How a routine can help you find your voice

Comic Ophira Eisenberg emailed me in response to my post ("Go for the killer set or churn out new material?") that mentioned her thoughts on perfecting a routine. Here's what she wrote:

Through the magic of google alerts I came to your page and I think you bring up a really valid point and it evoked some thoughts in my mind that I thought I would throw out there – maybe it’s useful. I suffered for a long time from doing too much new material and not working on the same material over and over to perfect it.

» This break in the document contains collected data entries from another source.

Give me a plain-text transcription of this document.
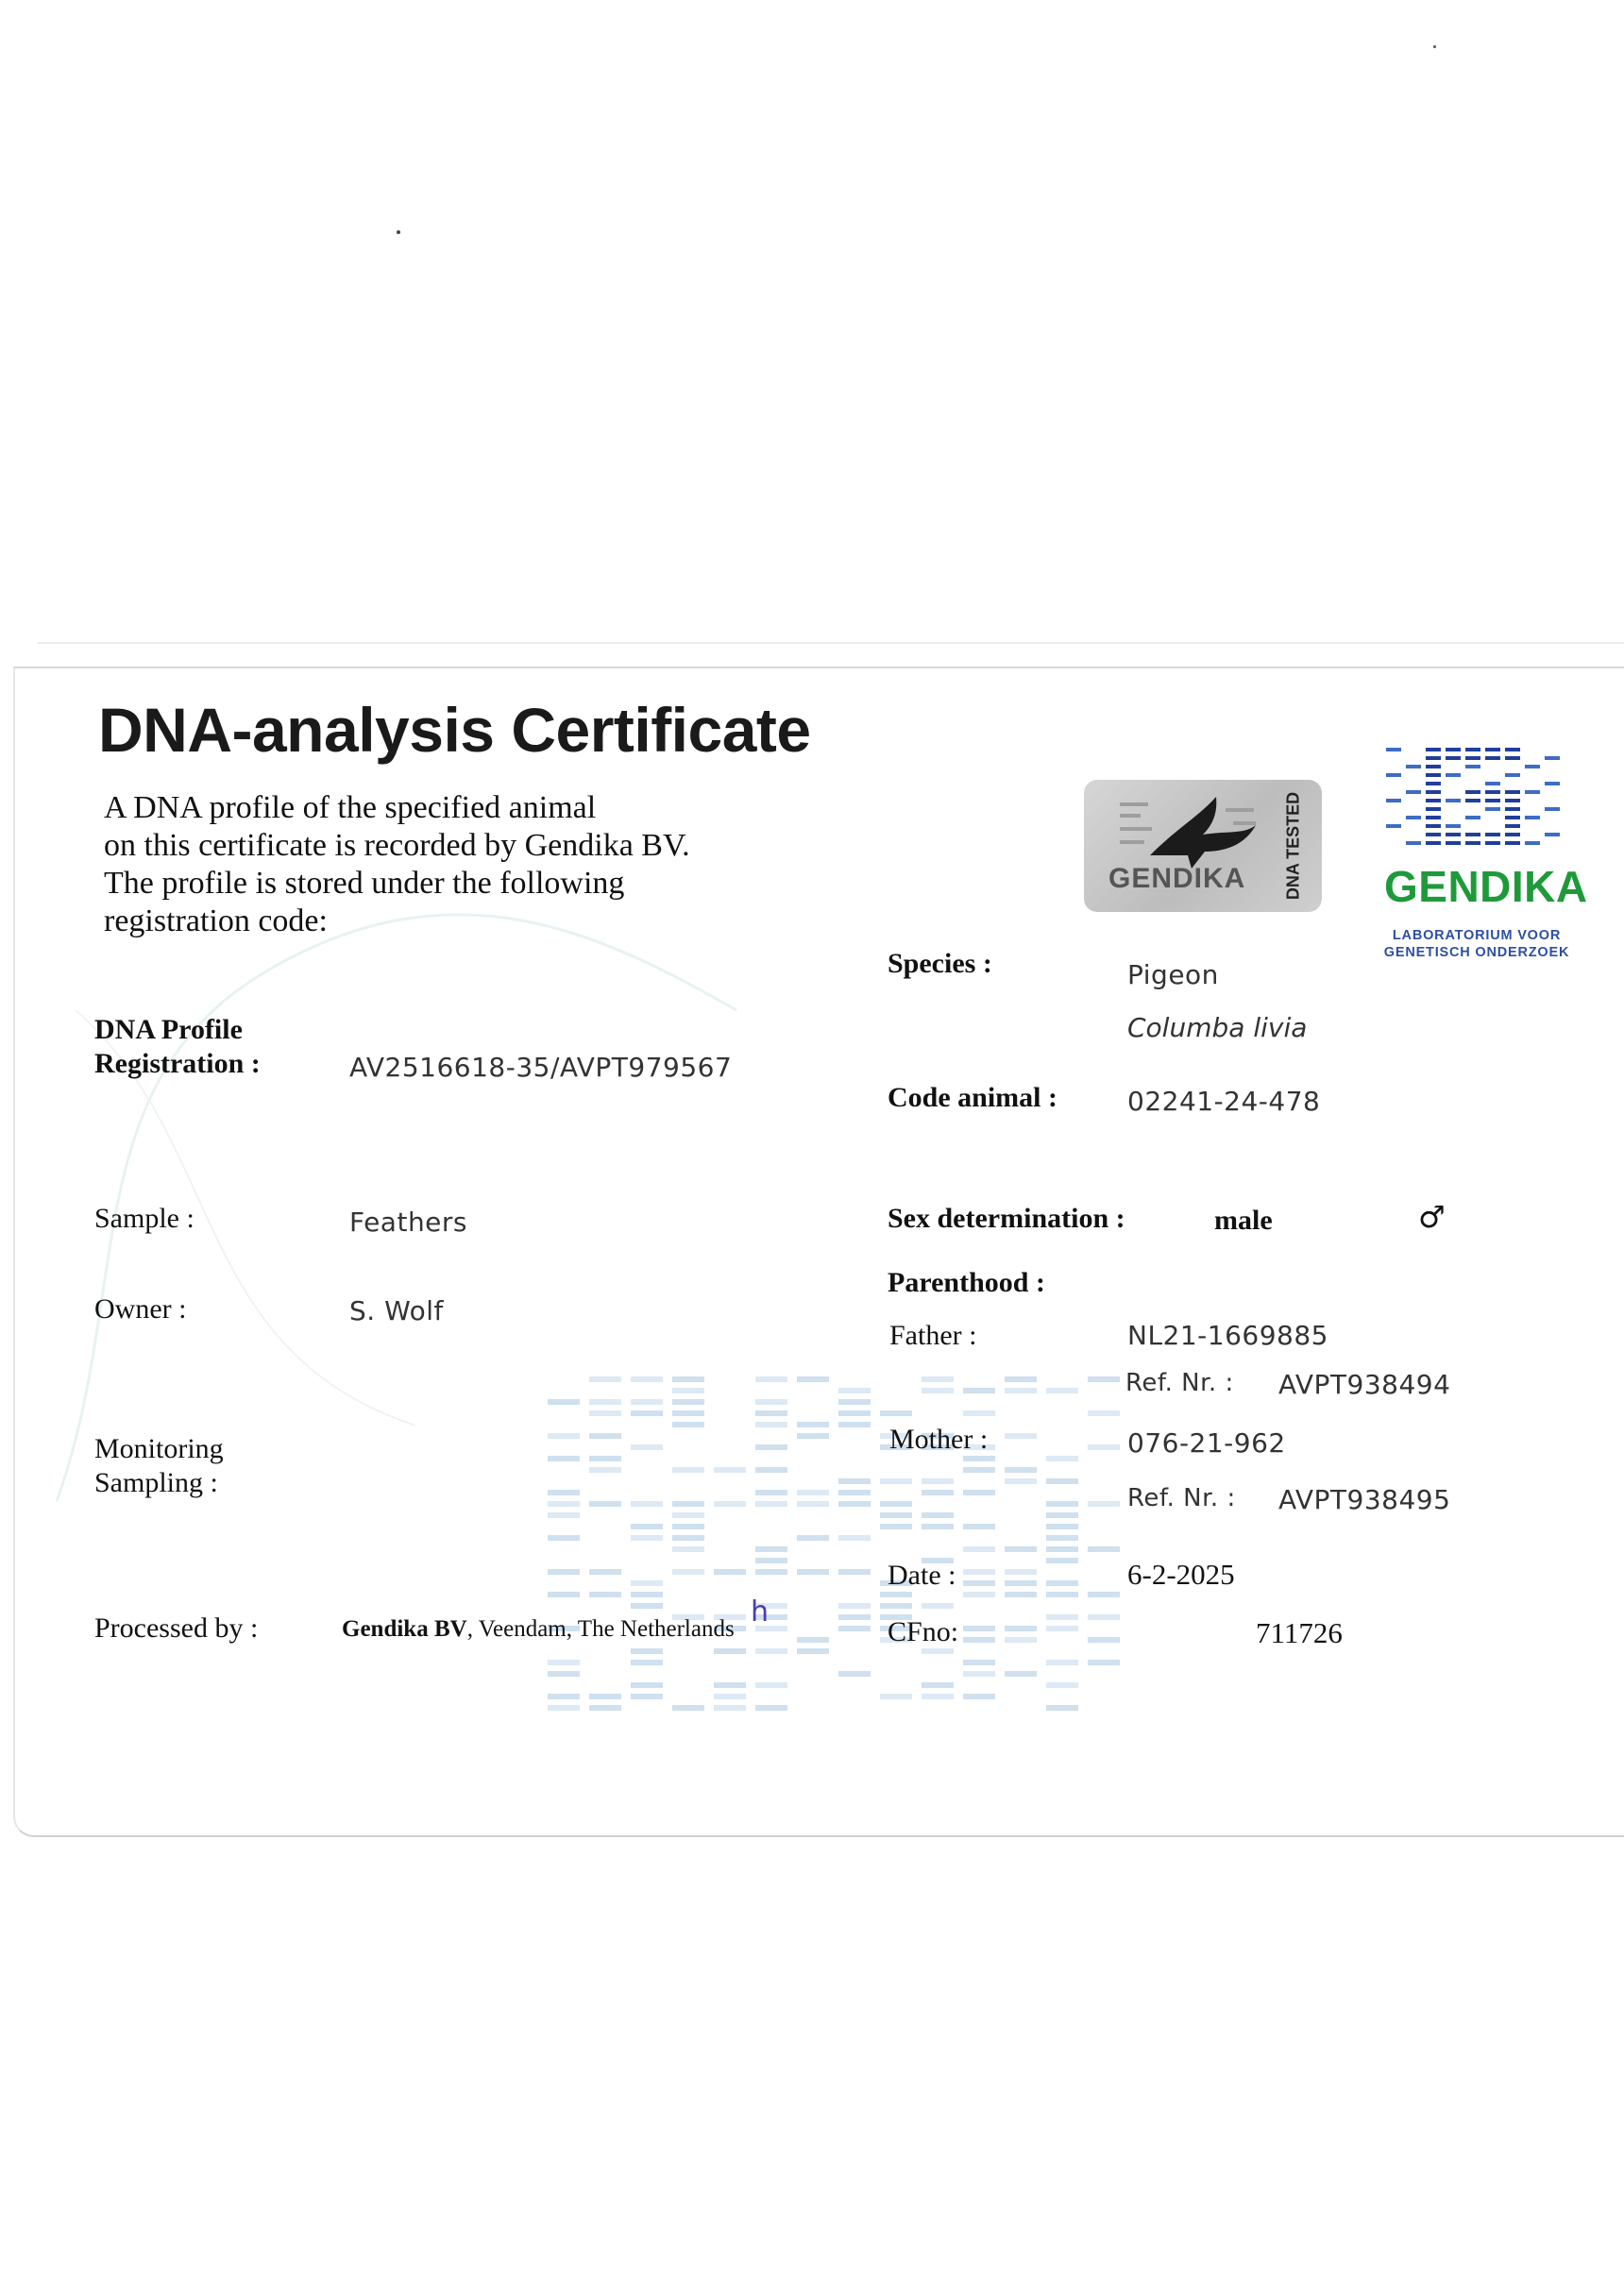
DNA-analysis Certificate
A DNA profile of the specified animal
on this certificate is recorded by Gendika BV.
The profile is stored under the following
registration code:
GENDIKA DNA TESTED GENDIKA
LABORATORIUM VOOR
GENETISCH ONDERZOEK
DNA Profile
Registration :	AV2516618-35/AVPT979567
Sample :	Feathers
Owner :	S. Wolf
Monitoring
Sampling :
Processed by :	Gendika BV, Veendam, The Netherlands
h
Species :	Pigeon
Columba livia
Code animal :	02241-24-478
Sex determination :	male	♂
Parenthood :
Father :	NL21-1669885
Ref. Nr. : AVPT938494
Mother :	076-21-962
Ref. Nr. : AVPT938495
Date :	6-2-2025
CFno:	711726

Maybe I’m someone who takes longer to grasp things than other people, but once I moved to New York I was given advice by a few people to “really work on my 7 minutes” for the sake of a tape or to have a polished audition set. I resisted it for a while, but once I started doing it, in addition to getting out of NY to perform in front of other audiences, it helped so much - and for a lot of the reasons you stated – building confidence, finding new tags, better economy of words, stronger punches – but the biggest for me – it taught me how to make the timing, rhythm and therefore delivery the joke as consistent as possible.

With that in mind, it made it a lot easier to try new material because I had honed my delivery or voice creating a more consistent act all round.

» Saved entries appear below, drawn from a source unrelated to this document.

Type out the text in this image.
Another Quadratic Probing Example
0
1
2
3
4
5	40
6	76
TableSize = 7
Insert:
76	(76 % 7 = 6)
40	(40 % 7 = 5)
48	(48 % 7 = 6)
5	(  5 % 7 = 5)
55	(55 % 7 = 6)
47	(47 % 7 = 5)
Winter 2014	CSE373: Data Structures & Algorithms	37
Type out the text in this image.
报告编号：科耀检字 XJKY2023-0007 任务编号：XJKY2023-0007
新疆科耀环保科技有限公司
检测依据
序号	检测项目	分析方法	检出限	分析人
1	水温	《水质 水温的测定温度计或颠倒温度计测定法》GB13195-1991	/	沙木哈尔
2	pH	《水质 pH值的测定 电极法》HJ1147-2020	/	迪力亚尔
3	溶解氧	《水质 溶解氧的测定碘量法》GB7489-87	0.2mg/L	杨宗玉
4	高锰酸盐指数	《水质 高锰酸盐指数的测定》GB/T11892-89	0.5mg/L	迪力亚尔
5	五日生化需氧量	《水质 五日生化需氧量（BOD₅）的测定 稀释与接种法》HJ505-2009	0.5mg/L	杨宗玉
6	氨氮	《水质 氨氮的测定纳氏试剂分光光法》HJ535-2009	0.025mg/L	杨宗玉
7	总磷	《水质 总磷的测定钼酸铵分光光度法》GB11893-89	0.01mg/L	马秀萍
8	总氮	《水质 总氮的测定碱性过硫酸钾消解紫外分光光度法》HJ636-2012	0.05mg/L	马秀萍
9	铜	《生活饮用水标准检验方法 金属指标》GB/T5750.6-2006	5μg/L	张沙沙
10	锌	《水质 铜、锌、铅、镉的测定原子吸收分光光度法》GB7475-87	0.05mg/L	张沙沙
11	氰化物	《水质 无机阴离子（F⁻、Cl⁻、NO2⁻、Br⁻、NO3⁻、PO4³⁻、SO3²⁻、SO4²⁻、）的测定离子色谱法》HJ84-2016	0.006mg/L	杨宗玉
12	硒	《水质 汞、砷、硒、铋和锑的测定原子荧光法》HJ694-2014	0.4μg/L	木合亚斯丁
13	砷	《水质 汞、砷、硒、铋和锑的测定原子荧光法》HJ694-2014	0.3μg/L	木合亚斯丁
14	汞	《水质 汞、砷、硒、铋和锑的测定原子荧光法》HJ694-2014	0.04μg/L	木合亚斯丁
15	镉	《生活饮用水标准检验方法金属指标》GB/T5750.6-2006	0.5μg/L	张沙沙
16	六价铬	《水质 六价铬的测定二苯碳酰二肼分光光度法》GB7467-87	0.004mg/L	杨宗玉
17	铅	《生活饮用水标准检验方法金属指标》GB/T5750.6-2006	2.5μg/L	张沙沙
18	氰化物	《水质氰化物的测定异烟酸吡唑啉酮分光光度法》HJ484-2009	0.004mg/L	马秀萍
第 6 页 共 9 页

Really good point I think. Doing the same stuff over and over really does help you determine what your voice is and whether other material fits in.

That said, I still worry that it can lead to autopilot syndrome where you lose spontaneity and just turn into a drone. But I think there's a balance to be had...just a question of finding that sweet spot.

Oh, and one more thing that's nice about telling the same jokes over and over. You know how good they are. When an audience doesn't laugh at a joke that you know is funny, you can just shrug it off. Makes it easier to keep your confidence up.